As a person or an organization matures, decisions need to be distributed across the team to those closest to the choice. In the absence of clearly articulated and communicated values (and a 2-word purpose) even the most well-intended person makes ungoverned decisions — typically on emotion rather than values.
Where is the root responsibility for such “ungoverned decisions?” If values are not “articulated and communicated” plus reinforced regularly, then leadership, not the person, has failed.
Consider the sheer number and importance of decisions made every day by every person associated with your organization. Every line item on your income statement reflects a decision. Ask: Do we have a specific decision making process in place that is introduced at orientation and is a regular part of our corporate conversation and storytelling?
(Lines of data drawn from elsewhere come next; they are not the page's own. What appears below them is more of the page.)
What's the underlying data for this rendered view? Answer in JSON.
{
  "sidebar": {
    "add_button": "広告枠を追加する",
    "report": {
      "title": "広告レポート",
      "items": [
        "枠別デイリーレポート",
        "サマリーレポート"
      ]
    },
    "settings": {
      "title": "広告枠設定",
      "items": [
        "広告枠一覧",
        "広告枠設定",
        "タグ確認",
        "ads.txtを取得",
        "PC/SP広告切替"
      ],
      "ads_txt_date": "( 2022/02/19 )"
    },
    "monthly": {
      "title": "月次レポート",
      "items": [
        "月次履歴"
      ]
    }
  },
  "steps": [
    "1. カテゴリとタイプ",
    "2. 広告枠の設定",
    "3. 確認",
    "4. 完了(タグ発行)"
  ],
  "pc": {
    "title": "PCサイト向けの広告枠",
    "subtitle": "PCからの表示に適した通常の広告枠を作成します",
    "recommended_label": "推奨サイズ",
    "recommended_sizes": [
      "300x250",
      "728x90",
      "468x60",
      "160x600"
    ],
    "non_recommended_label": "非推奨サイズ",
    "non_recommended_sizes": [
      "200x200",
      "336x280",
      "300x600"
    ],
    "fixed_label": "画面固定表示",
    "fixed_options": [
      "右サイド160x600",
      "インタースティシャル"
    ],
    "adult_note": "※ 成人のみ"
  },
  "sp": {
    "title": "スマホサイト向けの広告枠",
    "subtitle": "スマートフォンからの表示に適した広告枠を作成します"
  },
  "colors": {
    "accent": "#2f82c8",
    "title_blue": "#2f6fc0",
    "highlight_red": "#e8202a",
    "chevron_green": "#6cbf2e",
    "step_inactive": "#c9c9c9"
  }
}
The highly likely answer is, “No. In fact, with everything else I need to get done, this hasn’t even been on my radar.” The problem is you’re too busy making decisions that could be better done by someone who is closer to the problem who is trained, tested, and trusted.
Experience tells us that this leadership “oversight” undermines sales and profits by 25% annually. Run the numbers — now you know the price of poor leadership!
Better Decisions = Better Business
Values seem well below the surface of the daily waves of activity. In fact they are on the surface of every decision made by every team member. Coming to terms with this hard reality in the busyness of the day can be a daunting, humbling, task for the leader.
On-Purpose Partners helps clients to define, share, and activate their purpose, vision, mission, and values (PVMV) so better decisions are more consistently made across the company.
Follow our 3-step ACE decision making process to align and improve the decision making quality, speed, and effectiveness:
- Articulate: Purpose, Vision, Mission, and Values (PVMV). These “On-Purpose Statements” can typically be identified, refined, and written in less than a week for most organizations. For smaller businesses they can be completed in less than a day.
- Communicate: Find authentic stories within the organization that reflect the values. Create an open dialogue to introduce them to the larger team so ownership of them spreads into the hearts, minds, and guts of those who engage.
- Exercise: Put your On-Purpose Statements to work by creating decision matrices across the organization. Here are just a few places decision-making is improved using On-Purpose Statements:
- Strategy & Planning – It is easy to get mechanical and analytical about strategy and planning but your PVMV keep it real on a human level.
- People – Employment, engagement, and retention of team members are profoundly influenced by PVMV. This is where “The Tingle Factor” comes from. See The On-Purpose Business Person to learn more about The Tingle Factor.
- Financial management – Complement the ROI, NPV, or IRR analysis with your PVMV analysis.
- Vendor/sub-contractor selection – Does the vendor demonstrate similar PVMV? Have you shared what you value as a part of right business performance?
- Operations – Are the people and processes informed and aligned with the PVMV to create the performance needed to grow the business? If not, then you’re producing a flawed product.
- Marketing & Branding – Truth in advertising matters. What, however, determines “truth”? Your PVMV keep the company true to what matters most.
The power of On-Purpose® is profoundly relevant to execution and profitability — but only when the CEO or leader decides it is. Otherwise, it is business as usual.
Business as usual or business on-purpose? Now you’re facing a decision!